6. The method of claim 1, wherein the anti-inflammatory compound comprises a cytokine.

7. The method of claim 6, wherein the cytokine is selected from the group consisting of interleukin (IL)-1 receptor antagonist, IL-4, IL-6, IL-10, IL-11, IL-13, or TGF-β.

8. The method of claim 1, wherein a therapeutically effective amount of an anti-inflammatory compound is an amount that reduces inflammatory signaling in the brain of the subject.

9. The method of claim 1, wherein the therapeutically effective amount of SCPPC induces proliferation of neural stem cells and induces neurogenesis in the brain of the subject.

10. The method of claim 1, wherein co-administering comprises administration of the SCPPC before, concurrently, or after the administration of the anti-inflammatory compound such that the biological effects of either agents overlap.

11. The method of claim 1, wherein the administration comprises peripheral administration.

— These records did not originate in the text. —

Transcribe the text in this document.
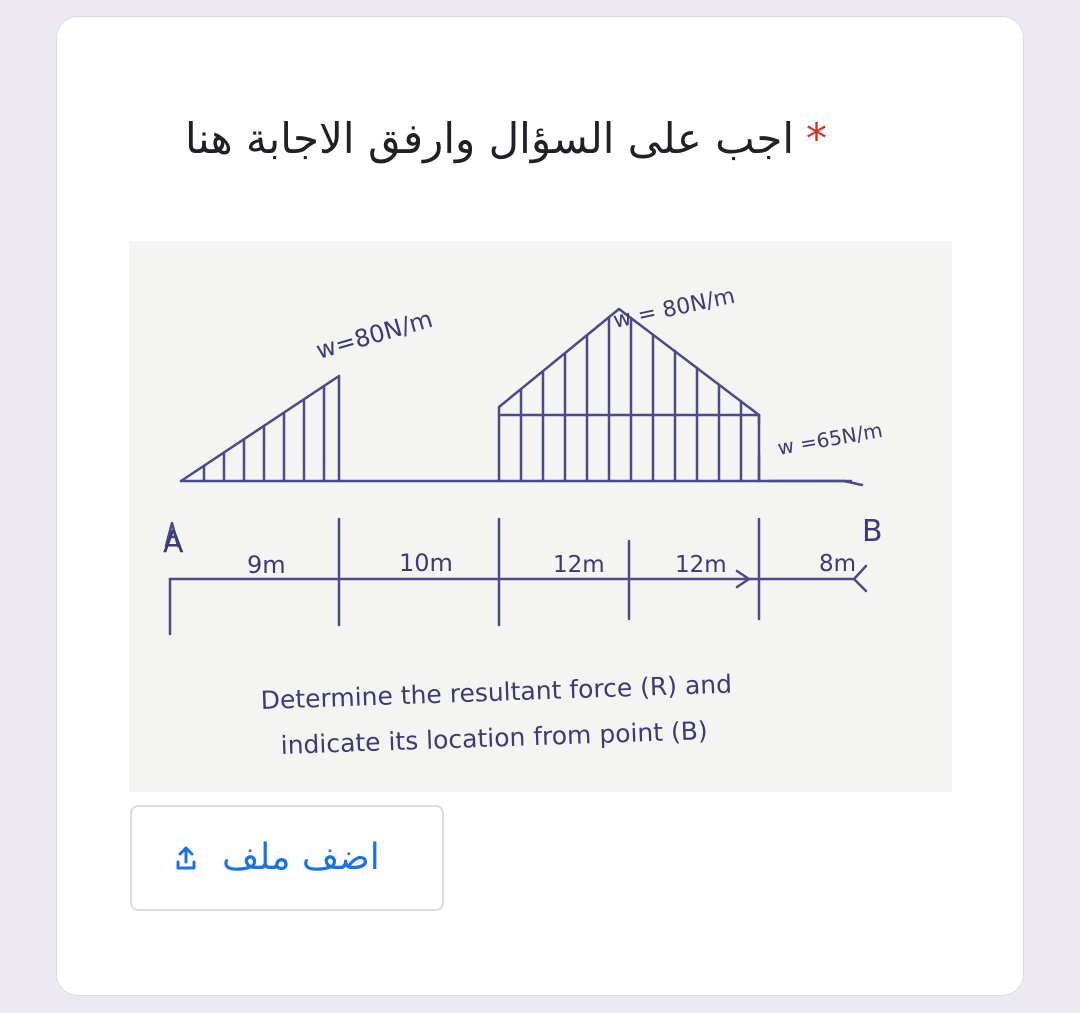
*اجب على السؤال وارفق الاجابة هنا
w=80N/m	w = 80N/m
w =65N/m
A	B
9m	10m	12m	12m	8m
Determine the resultant force (R) and
indicate its location from point (B)
اضف ملف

12. A composition comprising MS818 and an anti-inflammatory compound.

13. The composition of claim 12, wherein the anti-inflammatory compound comprises a NSAID.

14. The composition of claim 13, wherein the NSAID is selected from the group consisting of aspirin, ibuprofen, naproxen, meloxicam, celecoxib, indomethacin, diclofenac, etodolac, fenoprofen, flurbiprofen, or meclofenamate.

15. The composition of claim 13, wherein the NSAID is indomethacin.

16. (canceled)

17. A method of treating impaired brain function comprising co-administering a therapeutically effective amount of a stem cell proliferating pyrimidine compound (SCPPC) and a therapeutically effective amount of an anti-inflammatory compound.